Refus de fourniture à la suite de saisies

Refus de fourniture à la suite de saisies

05.09.2017 BE law

Selon la Cour d’appel de Gand, un refus de fourniture de produits de tabac « Amber Leaf » à une station-service ne constituait pas une violation des pratiques honnêtes du marché [1]. La station-service en cause, située à Adinkerke, est un point de vente de produits de tabac très fréquenté par les touristes britanniques.

Les éléments au cœur du débat étaient (i) la réglementation européenne en vertu de laquelle il n’est autorisé à importer, d’un Etat membre à un autre, que certaines quantités de tabac à rouler pour sa propre consommation (plus précisément, 1 kg de tabac à rouler ou 2 cartouches ou 20 paquets) et (ii) des indications de dépassement de ces quantités lors de la vente par des détaillants, à la suite de saisies à l’importation en Angleterre.

Entre fin 2012 et début 2014, la douane britannique a saisi, auprès d’une ou plusieurs personnes qui voulaient rentrer sur le territoire, 22 + 18 + 30 + 24 + 19,5 + 9,5 kg de tabac à rouler de la marque « Amber Leaf », dont un certain nombre de cartons remplis avec leur scellé d’origine. Tous les emballages avaient été vendus par la station-service dont question. À la suite de plusieurs avertissements et sur la base de l’accord du producteur de tabac avec l’Union européenne et la douane britannique dans le cadre de la lutte contre la contrebande de tabac, plus aucun produit de la marque « Amber Leaf » n’a été livré à la station-service. L’exploitant de cette station-service a argumenté – en vain – qu’il ne pouvait être tenu pour responsable du (re)groupement d’importantes quantités de tabac après leur achat par des hommes de paille. Pour ces raisons, entre autres, l’exploitant estimait que le refus de fourniture était constitutif d’abus de droit et contraire aux pratiques honnêtes du marché.  
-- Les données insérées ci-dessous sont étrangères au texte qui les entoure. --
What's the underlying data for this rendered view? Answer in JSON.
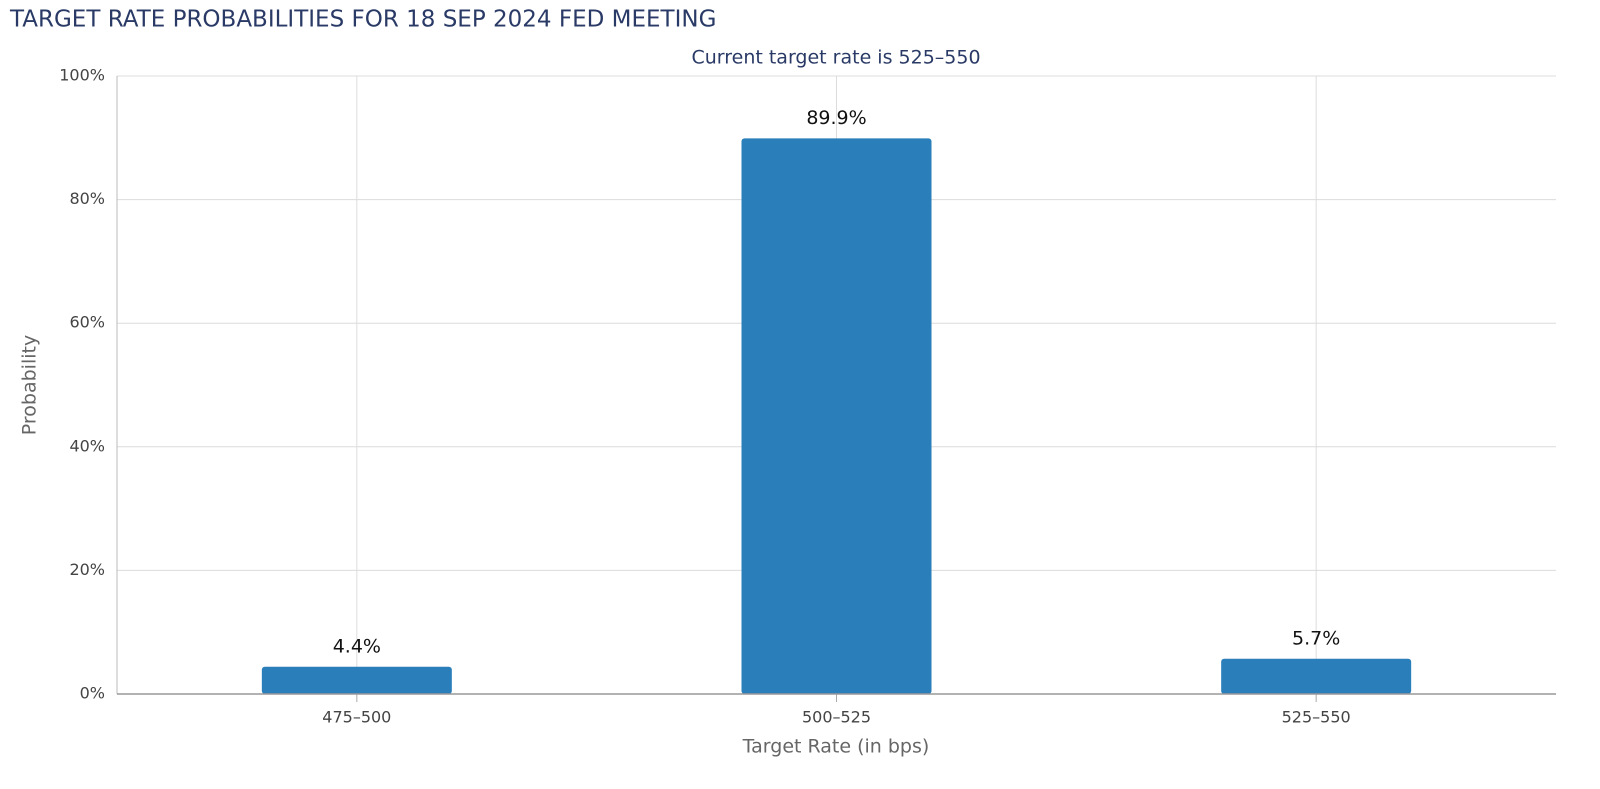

En premier lieu, la Cour considère que le fondement de la demande est de nature contractuelle et ne relève dès lors pas de la compétence du juge de cessation. Par ailleurs, la Cour soulève que même s’il devait être démontré que les preuves de participation ou de négligence de la station-service ne seraient pas suffisamment solides du point de vue juridique, cela ne prouverait toujours pas que la résiliation était illégitime. En effet, chaque partie peut toujours mettre fin à un contrat à durée indéterminée. Par conséquent, le fait que la station-service subisse un important manque à gagner n’annule pas ce fait. En outre, la station-service ne démontre pas qu’il a été agi dans l’intention principale de lui nuire. Elle ne montre pas non plus qu’elle est minée dans ses attentes légitimes ou que le délai de préavis aurait été trop court. La Cour a également souligné qu’il existait des indications selon lesquelles des volumes individuels trop importants auraient été vendus, en attirant l’attention sur le fait que certains des cartons saisis étaient encore pourvus de leur scellé d’origine.

Bien qu’une source de fourniture alternative d’ « Amber Leaf » soit quasi inexistante, la Cour estime qu’il n’est pas démontré que les grossistes concernés détenaient une position dominante (collective) sur le marché. L’exclusion d’un système de vente étroitement organisé ne suffirait pas pour décider d’une illicéité dans le chef du (des) grossiste(s), ou d’une violation des pratiques du marché justifiant un ordre de cessation et réparation.

Notes:

  1. Gand 12 juin 2017, 2015/AR/2797, non publ.